Miguel Ángel González

Personal information
- Full name: Miguel Ángel González
- Date of birth: 10 August 1983 (age 41)
- Place of birth: Avellaneda, Argentina
- Height: 1.71 m (5 ft 7 in)
- Position(s): Attacking Midfielder

Senior career*
- Years: Team / Apps / (Gls)
- 1999–2002: Platense / 42 / (7)
- 2002–2003: Gimnasia LP / 11 / (2)
- 2003–2004: Ferro Carril / 33 / (6)
- 2004: → Selangor (loan) / 15 / (4)
- 2005: Sportivo Italiano / 10 / (1)
- 2006: → General Lamadrid (loan) / 10 / (0)
- 2006–2007: Racing Olavarría / 25 / (3)
- 2007–2008: Huracán / 18 / (2)
- 2008–2010: Atlanta / 33 / (13)
- 2011–2015: Unión San Felipe / 82 / (19)
- 2011: → O'Higgins (loan) / 8 / (1)
- 2012: → Colo-Colo (loan) / 8 / (0)
- 2012: → Colo-Colo B (loan) / 2 / (1)
- Total:  / 297 / (59)

= Miguel González (footballer, born 1983) =

Argentine footballer

Miguel Ángel González (born August 10, 1983, in Avellaneda), known as El Mágico, is a retired Argentine footballer.

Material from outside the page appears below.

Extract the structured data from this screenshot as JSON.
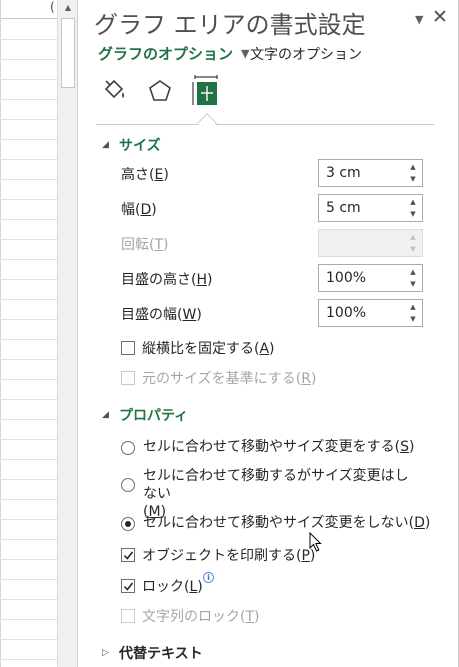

Previously, he played for Unión San Felipe and O'Higgins.

He took part in the 2010 Copa Sudamericana, after his team Unión San Felipe previously won the 2009 Copa Chile, playing in four matches and scoring a goal in the preliminary tie against Guaraní, before eventually being eliminated in the Round of 16 by LDU Quito.

In May 2011 he was linked with a move to Romanian club FC Brașov, where he would meet former team-mates Juan Toloza and David Distéfano. Reportedly he refused the move.